L'autre jour, comme tous les jours, j'ouvre le cahier Affaires de mon journal pour aller y faire le Sudoku en page 4, et sur quoi je tombe? Une pleine page sur le Luxembourg. Le titre: Le Luxembourg doit se réinventer.

Se réinventer! N'importe quoi. Voulez-vous que je dresse ici la liste de tout ce que le Luxembourg a déjà inventé? La brouette, la petite cuillère, le peigne, le ballon, la chaise, je continue? Et maintenant, il aurait à se réinventer lui-même?

Est-ce parce que le Luxembourg est catholique à 95% qu'on se permet de l'insulter? Je pose la question, c'est tout, je n'ai pas parlé de la Charte ni rien.

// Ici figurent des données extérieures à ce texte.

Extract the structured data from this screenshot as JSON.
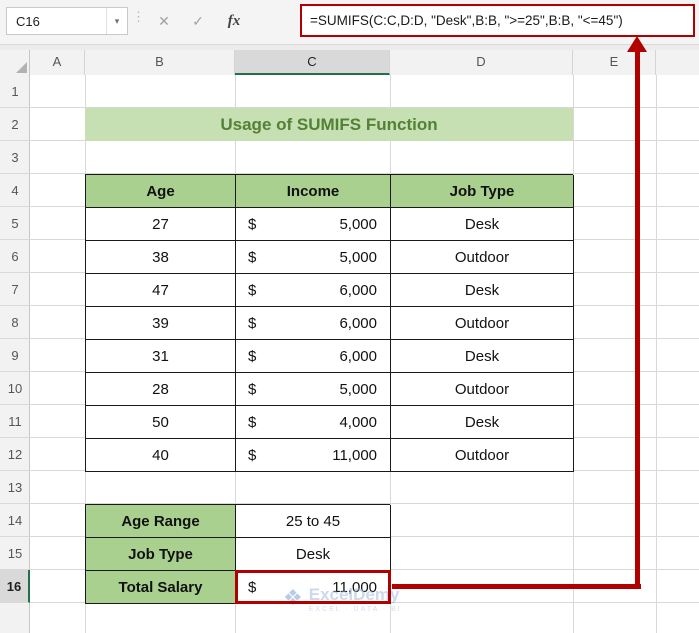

EXCUSES - Je me suis souvenu tout d'un coup que j'avais une boîte vocale à La Presse. Il faut que je vous dise un truc: je ne relève pas mes messages souvent. Je lis tous mes courriels, mais j'oublie cette fichue boîte vocale pendant des mois et des mois. Je l'ai vidée ce matin.

Premier message, celui de cette dame: Bonjour, monsieur, nous sommes le 9 mai, je viens de lire votre chronique sur les gais...

Ciel! Le 9 mai! De quelle année, madame? Mes excuses.

Tout particulièrement à M. Blackburn, de Chicoutimi, un collègue du journal Le Quotidien, à Jean Éon, à madame Monique Coupal, et à tant d'autres. Désolé. Je vous dirais bien que je ne recommencerai pas, mais rien n'est moins sûr.